私には、どうしてもママに伝えなくちゃいけない事があったんだ。


俯いて顔を隠しながら、父親と結婚してと欲しいと頭を下げる。


「えっ?」


今朝まであんなに反抗的だった私が、急にそんな事を言い出したからだろう。さすがのママも戸惑いを隠せないって感じだ。


「私の結婚なんて待ってなくていいよ……ママは父さんと結婚して」


でも、ママは父親が言っていた通り、私と一輝が結婚したのを見届けてからじゃないと籍は入れないと譲らない。
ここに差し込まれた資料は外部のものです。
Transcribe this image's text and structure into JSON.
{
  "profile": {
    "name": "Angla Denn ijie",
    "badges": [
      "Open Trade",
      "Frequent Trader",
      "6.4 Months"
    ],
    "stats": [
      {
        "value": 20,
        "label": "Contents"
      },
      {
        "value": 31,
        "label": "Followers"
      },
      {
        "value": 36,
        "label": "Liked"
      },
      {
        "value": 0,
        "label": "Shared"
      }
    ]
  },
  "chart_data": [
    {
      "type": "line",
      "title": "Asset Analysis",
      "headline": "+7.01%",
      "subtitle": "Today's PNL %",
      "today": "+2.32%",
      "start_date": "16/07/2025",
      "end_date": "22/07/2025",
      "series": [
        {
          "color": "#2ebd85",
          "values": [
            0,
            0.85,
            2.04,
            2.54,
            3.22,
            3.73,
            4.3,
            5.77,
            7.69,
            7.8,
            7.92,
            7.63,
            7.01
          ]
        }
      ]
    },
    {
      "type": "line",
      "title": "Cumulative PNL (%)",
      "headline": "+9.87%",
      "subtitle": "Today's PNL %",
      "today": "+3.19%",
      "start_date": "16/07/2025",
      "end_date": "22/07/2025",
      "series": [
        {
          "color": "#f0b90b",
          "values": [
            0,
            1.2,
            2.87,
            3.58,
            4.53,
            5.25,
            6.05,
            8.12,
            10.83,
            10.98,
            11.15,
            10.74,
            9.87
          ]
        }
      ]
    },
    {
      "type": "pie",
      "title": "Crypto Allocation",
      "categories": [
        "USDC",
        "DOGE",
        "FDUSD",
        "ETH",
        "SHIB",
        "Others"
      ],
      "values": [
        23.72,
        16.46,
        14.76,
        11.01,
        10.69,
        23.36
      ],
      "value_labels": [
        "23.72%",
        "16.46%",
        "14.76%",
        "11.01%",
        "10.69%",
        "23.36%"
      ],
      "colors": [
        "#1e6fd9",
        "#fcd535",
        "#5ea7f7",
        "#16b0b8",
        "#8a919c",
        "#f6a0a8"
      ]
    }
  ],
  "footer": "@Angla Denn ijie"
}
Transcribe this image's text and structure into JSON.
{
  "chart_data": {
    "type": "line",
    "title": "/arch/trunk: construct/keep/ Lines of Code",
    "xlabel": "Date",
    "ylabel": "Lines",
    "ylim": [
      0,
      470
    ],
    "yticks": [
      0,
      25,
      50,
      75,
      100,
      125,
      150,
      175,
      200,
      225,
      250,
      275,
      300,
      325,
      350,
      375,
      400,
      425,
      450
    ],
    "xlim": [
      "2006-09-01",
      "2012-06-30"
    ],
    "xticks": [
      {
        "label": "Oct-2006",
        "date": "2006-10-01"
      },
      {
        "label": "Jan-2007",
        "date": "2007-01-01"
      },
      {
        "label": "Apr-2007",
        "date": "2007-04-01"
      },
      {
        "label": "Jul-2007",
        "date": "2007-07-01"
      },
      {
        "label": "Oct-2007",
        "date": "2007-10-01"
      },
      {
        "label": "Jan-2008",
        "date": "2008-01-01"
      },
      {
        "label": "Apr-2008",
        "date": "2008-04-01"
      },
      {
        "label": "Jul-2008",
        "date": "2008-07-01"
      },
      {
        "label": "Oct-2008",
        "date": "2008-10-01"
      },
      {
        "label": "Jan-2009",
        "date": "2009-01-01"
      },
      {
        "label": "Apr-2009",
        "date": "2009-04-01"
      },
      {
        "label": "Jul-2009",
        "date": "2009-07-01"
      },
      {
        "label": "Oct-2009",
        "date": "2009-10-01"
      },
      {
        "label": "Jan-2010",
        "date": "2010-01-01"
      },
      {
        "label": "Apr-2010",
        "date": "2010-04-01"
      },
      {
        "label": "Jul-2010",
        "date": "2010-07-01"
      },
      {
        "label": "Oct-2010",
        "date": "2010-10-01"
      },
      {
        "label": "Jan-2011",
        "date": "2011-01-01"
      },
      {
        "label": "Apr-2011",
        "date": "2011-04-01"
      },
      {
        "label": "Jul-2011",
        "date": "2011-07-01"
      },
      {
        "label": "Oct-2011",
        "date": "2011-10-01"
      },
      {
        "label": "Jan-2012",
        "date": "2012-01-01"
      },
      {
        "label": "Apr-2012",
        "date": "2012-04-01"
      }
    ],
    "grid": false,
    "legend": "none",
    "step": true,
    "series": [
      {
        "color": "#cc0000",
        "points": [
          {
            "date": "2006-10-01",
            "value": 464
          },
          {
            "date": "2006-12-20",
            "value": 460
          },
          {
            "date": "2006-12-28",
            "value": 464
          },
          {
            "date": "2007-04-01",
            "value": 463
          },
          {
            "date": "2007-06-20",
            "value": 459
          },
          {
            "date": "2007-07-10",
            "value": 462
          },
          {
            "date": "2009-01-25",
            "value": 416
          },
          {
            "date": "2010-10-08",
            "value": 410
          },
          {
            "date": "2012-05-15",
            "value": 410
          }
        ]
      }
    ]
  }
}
「どうして?私がいいって言ってるんだから遠慮しないで」


それでもママは首を縦には振らなかった。


「私はね、蛍子ちゃんと一輝が結婚するって聞いて、俊ちゃんと一緒になろうと決めたの」

「別に、どっちが先でもいいじゃない」


ムキになって食い下がると「蛍子ちゃんが先じゃないとダメなのよ……」って、ママが目を伏せる。


「私達が先に結婚したら、蛍子ちゃんは私の娘になっちゃうでしょ?

蛍子ちゃんには、俊ちゃんと亡くなった奥さん、ふたりの娘として結婚して欲しいの。それが、蛍子ちゃんの成長を見る事なく亡くなった奥さんへの私のせめてもの気持ち。